"Ang rate namin talaga ay 35,000 (pesos) kasama na ang embalsamo, make-up at damit, pati na ang ataol," said Orly Fernandez, a 40-year veteran in the industry and currently the manager at Eusebio.
(Our rate is P35,000 which includes embalming, make-up and clothes, including coffin.)
He said this is the best deal for the families since it includes everything. The only thing excluded is the space for the burial. For the poor, this space is usually a slot just slightly larger than the coffin and stacked like "apartments" five to six stories high. It costs from P1,500 to P7,500 in a public cemetery and good only for five years, after which the decaying bodies are disposed of.
"Kung ayaw nila, puwede nilang kunin yung katawan pagkatapos ng embalsamo, bayad sila ng 15,000 (pesos). Mahal na ang gamit naming formalin, mas mahal pa sa gasolina ngayon," Fernandez said.
(If they don't want us just to service the body after we embalm it, they can get it for P15,000. The formalin nowadays costs a lot, even more expensive than gasoline.)
Our conversation was cut short by a telephone call from one of his clients. "18,000! Okay 16,000 pero wala ng bawas yan, puwede niyo ng kunin pagkabayad ng 16,000," he said over the phone.
(P18,000! Okay, P16,000 but that's my last price, you can pull it out once you pay P16,000.)
"Mapapamahal pa sila e, kasi babayaran din nila yung service nung ibang funeraria pati yung ataol, hindi nila alam yun," Fernandez explained, justifying his wholesale price of P35,000, take it or leave it.

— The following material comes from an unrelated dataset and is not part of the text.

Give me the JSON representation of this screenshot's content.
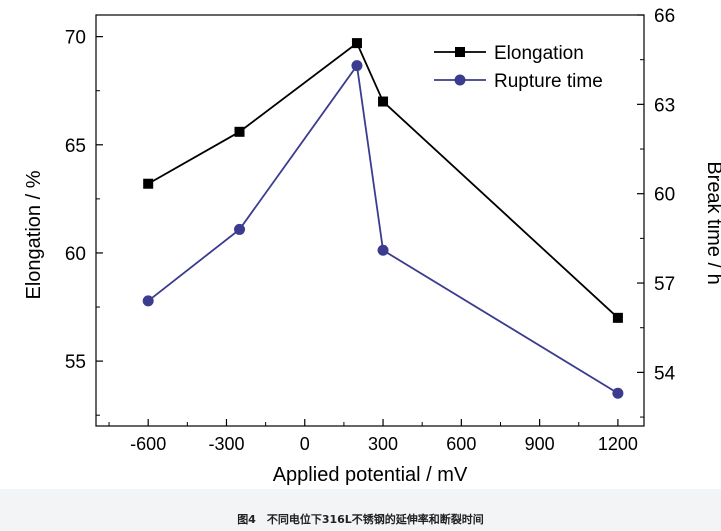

(They will end up paying more because they have to pay the next funeral house for service again and pay additional for coffin and other services, that's what they don't realize.)
But, for most of these families, P35,000 is almost half a year's wage or equivalent to a poor household's budget for 6 months for food, electricity, water, transportation and education for extended families living under one roof. Coughing up P35,000 for funeral services worsens their poverty.